Later that night, Walt pulls up at the garage and starts cranking the methylamine trailer hitch up. “I thought you might try something stupid,” Mike says, emerging from the shadows.

“I – ”

“Don’t bother, Walter. Come join me in the office.”

“I don’t think so.”

“It’s not a request.” Mike’s gun is tucked into his waistband. “Might as well get comfortable. This deal’s going down tomorrow, and there’s nothing you can do to stop it. Got it?”

“Oh, so it’s okay for you to steal my share.”

“To make sure of that, you and I are going to spend the rest of the night together in this office.”

“You need to listen to me.”

“No, Walter. The last thing I need to do is listen to you. Now sit down.”

In the morning, Mike says there’s something he has “to attend to. I’m going to have to restrain you.” He frisks Walt and empties his pockets, then uses a plastic cuff to tie him by one wrist to a radiator.

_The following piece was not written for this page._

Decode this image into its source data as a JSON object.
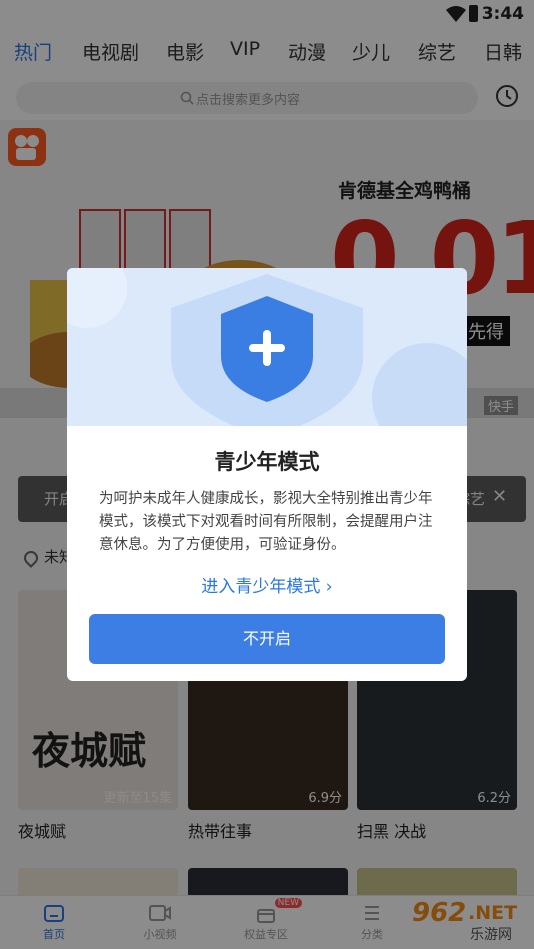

This is all a poor writing set-up for Walt to use his scientific knowledge to burn the cuff off his wrist by biting an electrical wire in half and sparking a flame with the two metal ends, though the writers have actually admitted that this is impossible to do with ordinary household current. Surely, with so much at stake, Mike could have found someone to hold Walt at bay with a gun while he was gone.

Mike and Saul meet with Hank and Gomez, and Saul tells the agents that he’s filed for a temporary restraining order to stop them from harassing Mike with their surveillance. Outside, he admits to Mike that this will only give him 24 hours of freedom.

Back at the garage, the methylamine is gone. Walt and Jesse are in the office, and Jesse begs Mike not to shoot Walt. “Just hear him out! We can each get what we want?”

“Is that true, Walter?”

“Everybody wins.” Hmmm, right. We happen to know that by the end of the next episode Mike will be dead at your hands.